Penulis: Sri Handi Lestari | Editor: Wahjoe Harjanto
SURYA.CO.ID | SURABAYA - PT Matahari Putra Prima (MPP) Tbk tetap optimistis di semester II 2015 akan mengalami peningkatan diatas 10 persen. Apalagi salah satu strategi yang sudah dilakukan sejak awal tahun mampu memberi kontribusi yang cukup besar.
"Apalagi strategi pengembangan wholesale atau divisi grosir kami cukup mendapat respon dan tumbuhnya cukup besar dibanding retail meski kontribusinya masih kecil," jelas Danny Kojongian, Director of Corporate Communications MPP, induk dari operasional Hypermart, Foodmart dan Boston, Jumat (22/5/2015).
Divisi grosir ini berupa toko yang sementara ini masih berada di kantor pusat di Kompleks Lippo Karawaci, Cikarang. Di daerah-daerah ada bagian manajerial atau marketing yang membuka cabang untuk melayani grosir dengan pangsa pasar dari hotel, resto, cafe, toko kelontong, dan ritel kecil di daerah-daerah.
"Keberadaan grosir ini tidak hanya untuk keuntungan bisnis kami saja, tapi juga untuk menepis anggapan pasar ritel modern mematikan usaha kecil masyarakat. Kami juga memperhatikan keberadaan mereka untuk sama-sama maju," lanjut Danny.
Secara kontribusi, grosir memang hanya kurang dari 10 persen. Hal itu disebabkan masih sebatas toko yang ada di Jakarta. Kedepannya, bersiap untuk dikembangkan di daerah lainnya, seperti di Surabaya.
Apalagi saat ini Hypermart sudah ada di berbagai daerah dan ada 110 titik. "Ditoko Hypermart itulah nantinya toko cabang grosir juga akan kami sediakan," ujar Danny.
Untuk mendukung pengembangan di tingkat daerah, MPP juga melakukan renovasi dan pembukaan toko baru. Untuk renovasi, salah satunya dilakukan di Hypermart Supermal Pakuwon Indah (SPI) yang reopening dilakukan, Sabtu (23/5/2015).

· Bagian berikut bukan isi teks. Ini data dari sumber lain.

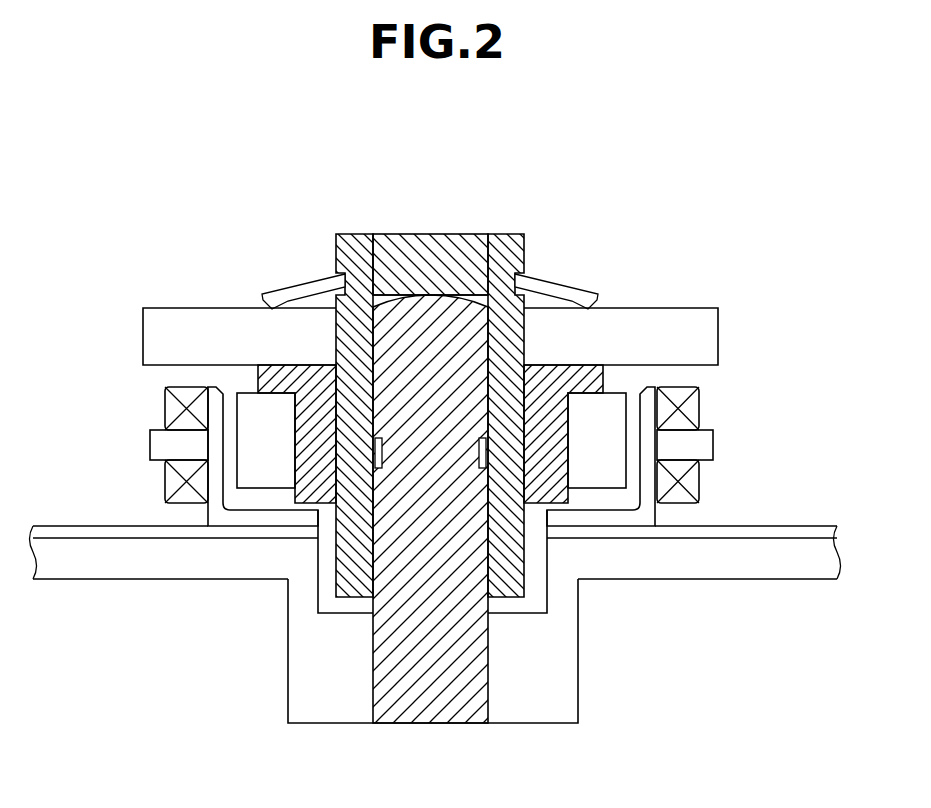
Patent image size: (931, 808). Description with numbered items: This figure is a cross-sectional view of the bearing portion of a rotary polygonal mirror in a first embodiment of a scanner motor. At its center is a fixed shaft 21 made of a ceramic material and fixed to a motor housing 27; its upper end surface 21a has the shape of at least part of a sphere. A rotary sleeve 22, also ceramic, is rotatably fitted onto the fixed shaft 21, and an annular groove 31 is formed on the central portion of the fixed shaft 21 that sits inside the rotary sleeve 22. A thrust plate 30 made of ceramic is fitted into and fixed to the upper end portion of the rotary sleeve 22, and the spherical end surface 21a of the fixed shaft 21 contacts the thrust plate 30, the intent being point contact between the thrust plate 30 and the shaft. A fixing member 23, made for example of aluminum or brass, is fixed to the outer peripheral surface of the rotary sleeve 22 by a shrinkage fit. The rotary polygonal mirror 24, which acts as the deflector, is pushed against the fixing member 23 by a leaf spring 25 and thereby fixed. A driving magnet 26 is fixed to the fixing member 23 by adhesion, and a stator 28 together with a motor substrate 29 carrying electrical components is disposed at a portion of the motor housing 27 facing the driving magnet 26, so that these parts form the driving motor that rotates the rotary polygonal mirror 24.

The fixed shaft 21 is at (452, 695).
The upper end surface 21a is at (481, 290).
The rotary sleeve 22 is at (512, 261).
The fixing member 23 is at (603, 380).
The rotary polygonal mirror 24 is at (690, 322).
The leaf spring 25 is at (577, 297).
The driving magnet 26 is at (607, 475).
The motor housing 27 is at (553, 655).
The stator 28 is at (692, 412).
The motor substrate 29 is at (708, 535).
The thrust plate 30 is at (417, 247).
The annular groove 31 is at (377, 440).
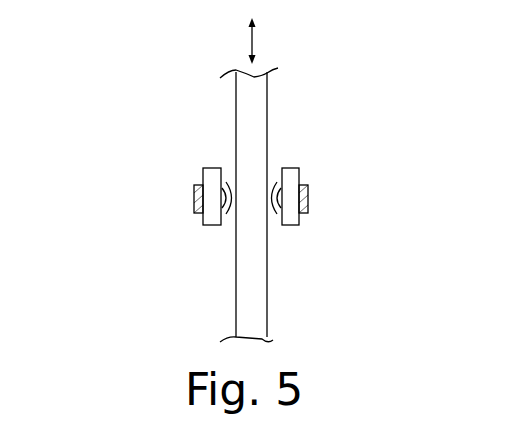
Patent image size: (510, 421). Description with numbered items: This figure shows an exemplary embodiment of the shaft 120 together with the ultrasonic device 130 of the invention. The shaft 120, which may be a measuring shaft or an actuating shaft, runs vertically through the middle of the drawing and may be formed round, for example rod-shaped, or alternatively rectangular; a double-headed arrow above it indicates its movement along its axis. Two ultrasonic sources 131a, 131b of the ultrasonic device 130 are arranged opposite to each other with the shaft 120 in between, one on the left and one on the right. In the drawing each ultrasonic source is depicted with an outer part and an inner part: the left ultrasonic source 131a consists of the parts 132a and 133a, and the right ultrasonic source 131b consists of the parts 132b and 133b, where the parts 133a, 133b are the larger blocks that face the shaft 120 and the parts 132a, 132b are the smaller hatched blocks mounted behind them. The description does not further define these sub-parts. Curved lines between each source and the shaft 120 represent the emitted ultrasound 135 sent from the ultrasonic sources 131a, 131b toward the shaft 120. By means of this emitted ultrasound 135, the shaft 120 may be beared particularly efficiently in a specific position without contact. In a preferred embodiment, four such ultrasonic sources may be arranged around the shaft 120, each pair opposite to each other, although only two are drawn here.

The shaft 120 is at (248, 92).
The ultrasonic device 130 is at (199, 148).
The ultrasonic source 131a is at (137, 187).
The ultrasonic source 131b is at (364, 204).
The first transducer 132a is at (197, 205).
The second transducer 132b is at (305, 202).
The first sensor housing 133a is at (213, 180).
The second sensor housing 133b is at (290, 220).
The emitted ultrasound 135 is at (230, 212).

Bersamaan reopening Hypermart SPI, juga digelar reopening Hypermart di Pejanten, dan Cibubur. Ketiganya disiapkan dengan konsep Generasi Ketujuh (G7) dengan investasi sekitar Rp 20 miliar.
Selanjutnya akan diikuti tujuh gerai Hypermart lain yang akan dilakukan usai Hari Raya Idul Fitri karena Hari Raya Idul Fitri merupakan masa panen dan tahun ini diprediksi kenaikan hingga 10 persen.
"Tahun lalu pendapatan kami sekitar Rp 2,2 triliun, tahun ini target Rp 3 triliun. Sementara untuk target pendapatan akhir tahun sebesar Rp 14 triliun, naik dibanding Tahun 2014 yang mencapai Rp 13,56 triliun," lanjut Danny.
Baca selengkapnya di Harian Surya edisi besok. LIKE Facebook Page www.facebook.com/SURYAonline FOLLOW www.twitter.com/portalSURYA
:quality(30):format(webp):focal(0.5x0.5:0.5x0.5)/surabaya/foto/bank/originals/sugik2_20150522_202128.jpg)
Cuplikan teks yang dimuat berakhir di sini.